Client can send a value TimeoutMilliseconds via Header: The time span to wait before canceling this (milliseconds), if the task execute exceed the value work process could use that value for setting
interrupt like Cancellationtoken.
For example the MessageOutputTask JSON could look like below, status=201 represents that this message will be re-queued for processing next time, the message will bring the Headers information when requeue again.
{
"Message": "This is Mock Json Data",
"Status": 201,
"Headers": {
"CreateTimestamp": "2025-01-01T14:35:00Z",
"PreviousProcessingTimestamp": "2025-01-01T14:40:00Z",
"Source": "OrderProcessingService",
"PreviousExecutedRows": 123,
"RequeueTimes": 3
}
}
- Fork the Repository: Start by forking the project repository to your github account.
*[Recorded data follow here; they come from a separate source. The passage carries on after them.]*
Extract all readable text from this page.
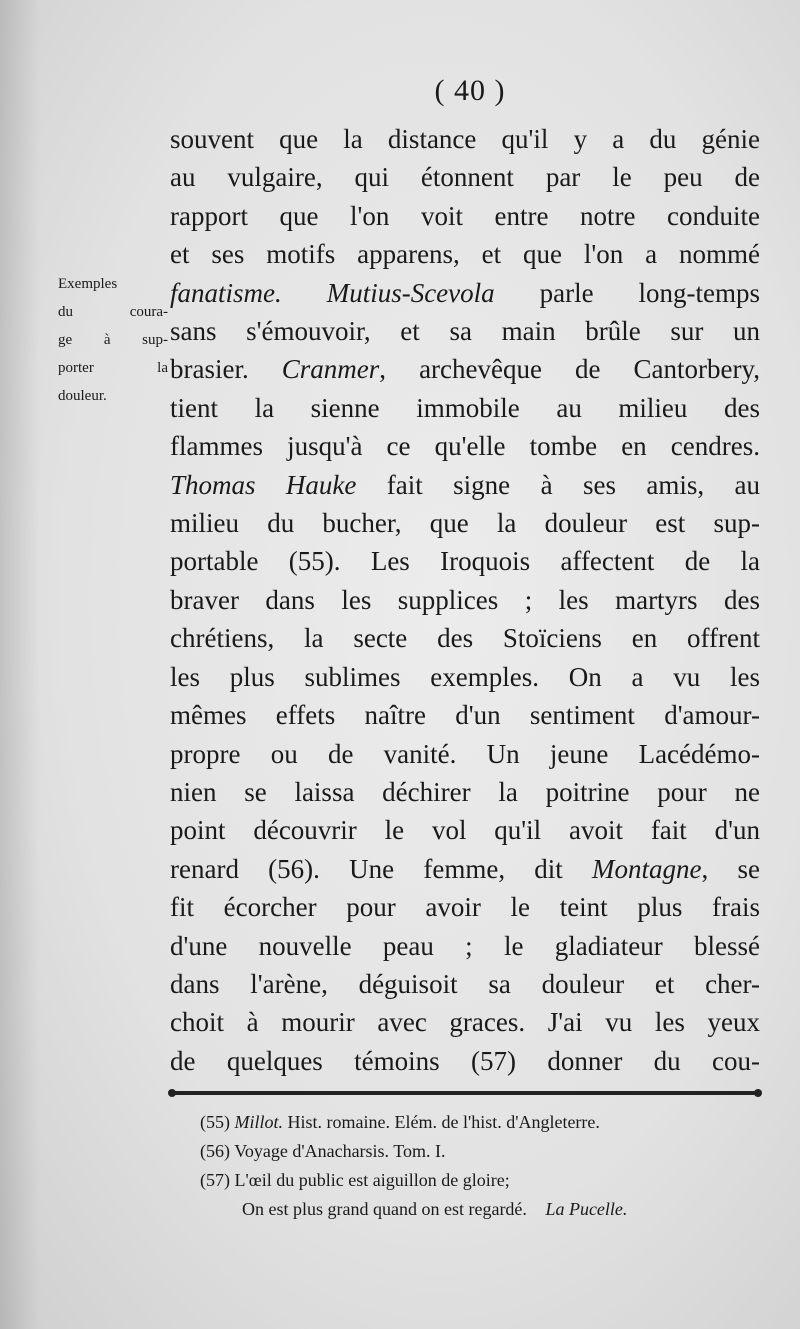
( 40 )
Exemples
du coura-
ge à sup-
porter la
douleur.
souvent que la distance qu'il y a du génie
au vulgaire, qui étonnent par le peu de
rapport que l'on voit entre notre conduite
et ses motifs apparens, et que l'on a nommé
fanatisme. Mutius-Scevola parle long-temps
sans s'émouvoir, et sa main brûle sur un
brasier. Cranmer, archevêque de Cantorbery,
tient la sienne immobile au milieu des
flammes jusqu'à ce qu'elle tombe en cendres.
Thomas Hauke fait signe à ses amis, au
milieu du bucher, que la douleur est sup-
portable (55). Les Iroquois affectent de la
braver dans les supplices ; les martyrs des
chrétiens, la secte des Stoïciens en offrent
les plus sublimes exemples. On a vu les
mêmes effets naître d'un sentiment d'amour-
propre ou de vanité. Un jeune Lacédémo-
nien se laissa déchirer la poitrine pour ne
point découvrir le vol qu'il avoit fait d'un
renard (56). Une femme, dit Montagne, se
fit écorcher pour avoir le teint plus frais
d'une nouvelle peau ; le gladiateur blessé
dans l'arène, déguisoit sa douleur et cher-
choit à mourir avec graces. J'ai vu les yeux
de quelques témoins (57) donner du cou-
(55) Millot. Hist. romaine. Elém. de l'hist. d'Angleterre.
(56) Voyage d'Anacharsis. Tom. I.
(57) L'œil du public est aiguillon de gloire;
On est plus grand quand on est regardé. La Pucelle.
- Clone Locally: Clone the forked repository to your local machine using a git client.
git clone https://github.com/isdaniel/MessageWorkerPool
- Create a New Branch: Always work on a new branch, giving it a descriptive name.
git checkout -b new-feature-x
- Make Your Changes: Develop and test your changes locally.
- Commit Your Changes: Commit with a clear message describing your updates.
git commit -m 'Implemented new feature x.' - Push to github: Push the changes to your forked repository.
git push origin new-feature-x
- Submit a Pull Request: Create a PR against the original project repository. Clearly describe the changes and their motivations.
- Review: Once your PR is reviewed and approved, it will be merged into the main branch. Congratulations on your contribution!